No-one will be able to access the reactor once the robots begin dismantling it, so full-scale models have been built in a nearby building to plan how the techniques would work.

Image copyright NDA
Image caption After 20 years of operation, Zebra was shut down in 1983 and demolished in 2005

Winfrith closure director Michael Dunnett said: "There is probably nothing on earth as well planned as this."

New technology is being developed to facilitate the decommissioning, while existing technologies such as production line robots and hydraulic bridge jacks are being adapted to carry out work in the most radioactive areas.

Equally complex systems have been developed to decommission Dragon, which ceased operation in 1975, such as a bespoke robotic "laser snake", capable of cutting into the structure.

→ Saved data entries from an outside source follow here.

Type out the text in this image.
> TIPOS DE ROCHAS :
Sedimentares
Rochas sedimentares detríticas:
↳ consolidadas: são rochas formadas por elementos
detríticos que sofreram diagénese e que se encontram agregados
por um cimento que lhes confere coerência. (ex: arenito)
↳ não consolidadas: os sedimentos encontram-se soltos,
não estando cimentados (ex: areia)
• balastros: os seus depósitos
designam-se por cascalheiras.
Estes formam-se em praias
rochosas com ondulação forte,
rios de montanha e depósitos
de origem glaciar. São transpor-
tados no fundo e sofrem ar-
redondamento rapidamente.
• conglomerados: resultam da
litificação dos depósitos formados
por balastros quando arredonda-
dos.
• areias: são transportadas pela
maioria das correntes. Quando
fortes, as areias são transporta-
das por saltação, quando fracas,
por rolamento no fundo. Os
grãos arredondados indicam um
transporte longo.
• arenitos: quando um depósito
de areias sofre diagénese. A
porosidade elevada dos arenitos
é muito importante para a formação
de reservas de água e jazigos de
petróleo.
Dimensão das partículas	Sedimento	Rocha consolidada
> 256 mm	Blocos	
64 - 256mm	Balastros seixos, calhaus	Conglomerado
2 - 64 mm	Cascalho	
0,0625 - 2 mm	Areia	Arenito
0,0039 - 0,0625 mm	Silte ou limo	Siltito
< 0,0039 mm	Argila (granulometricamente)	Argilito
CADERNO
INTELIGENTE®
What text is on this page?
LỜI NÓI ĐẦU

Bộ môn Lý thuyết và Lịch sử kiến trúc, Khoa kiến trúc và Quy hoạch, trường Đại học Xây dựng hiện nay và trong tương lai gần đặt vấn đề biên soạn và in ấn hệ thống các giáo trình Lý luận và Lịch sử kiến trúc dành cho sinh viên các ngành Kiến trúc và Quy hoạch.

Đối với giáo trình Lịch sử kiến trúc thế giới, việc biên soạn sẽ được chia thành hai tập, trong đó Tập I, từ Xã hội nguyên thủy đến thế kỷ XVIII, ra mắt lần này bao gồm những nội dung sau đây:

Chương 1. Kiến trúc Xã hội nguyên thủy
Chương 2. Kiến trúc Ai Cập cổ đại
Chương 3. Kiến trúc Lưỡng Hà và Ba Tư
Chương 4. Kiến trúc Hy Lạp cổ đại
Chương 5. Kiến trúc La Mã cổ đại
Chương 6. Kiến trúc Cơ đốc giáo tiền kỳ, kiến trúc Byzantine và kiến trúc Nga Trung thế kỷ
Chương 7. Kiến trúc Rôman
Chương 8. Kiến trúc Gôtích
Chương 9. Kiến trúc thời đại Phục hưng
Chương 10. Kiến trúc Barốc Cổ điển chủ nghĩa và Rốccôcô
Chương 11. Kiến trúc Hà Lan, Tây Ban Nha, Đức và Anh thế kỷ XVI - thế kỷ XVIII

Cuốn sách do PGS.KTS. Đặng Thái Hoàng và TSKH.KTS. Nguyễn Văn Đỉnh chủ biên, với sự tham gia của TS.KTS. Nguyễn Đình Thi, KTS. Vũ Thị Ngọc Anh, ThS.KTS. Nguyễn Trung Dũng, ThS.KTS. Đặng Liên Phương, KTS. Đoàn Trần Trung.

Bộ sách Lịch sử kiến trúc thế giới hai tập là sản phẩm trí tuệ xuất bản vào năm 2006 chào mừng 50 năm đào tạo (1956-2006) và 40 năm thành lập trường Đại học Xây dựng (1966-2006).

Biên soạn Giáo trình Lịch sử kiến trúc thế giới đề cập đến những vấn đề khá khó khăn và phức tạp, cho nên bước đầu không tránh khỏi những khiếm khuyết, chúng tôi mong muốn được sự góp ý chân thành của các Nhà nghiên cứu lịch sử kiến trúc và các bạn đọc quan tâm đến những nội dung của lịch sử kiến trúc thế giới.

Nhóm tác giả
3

The active plant around the reactor core has already been stripped out and removal of the core is due to begin in 2020.

The process is so well planned that site operator Magnox predict it will return the site to heathland by 2023.

Despite the careful planning, the decommissioning project has thrown up some surprises.

Image copyright NDA
Image caption Mr Trent remembers the reservoir being built at Blacknoll Hill, where he played as a child

Mr Dunnett said: "One of the challenges of decommissioning a research and development site is that not everything is quite as you would expect so from time to time you will find wastes or you might find parts of the decommissioning process that weren't there in the drawings."

Other aspects of the project remain to be decided, including the future of a pipeline built to take low-level waste out to sea. The pipe, which passes under numerous landowners' areas, including a Ministry of Defence live firing range, may be cleaned and left in place instead of being removed.

When complete, Winfrith will be the first nuclear site in the UK to be fully decommissioned, meaning its nuclear licence will eventually be removed.

Mr Trent said: "When you see something like that going up, you think it's going to be there forever. I never imagined in my lifetime that it would be cleared away.

"But I think they did me a favour - it was my father who wanted the farm and I got to join the Army as a trainee mechanic."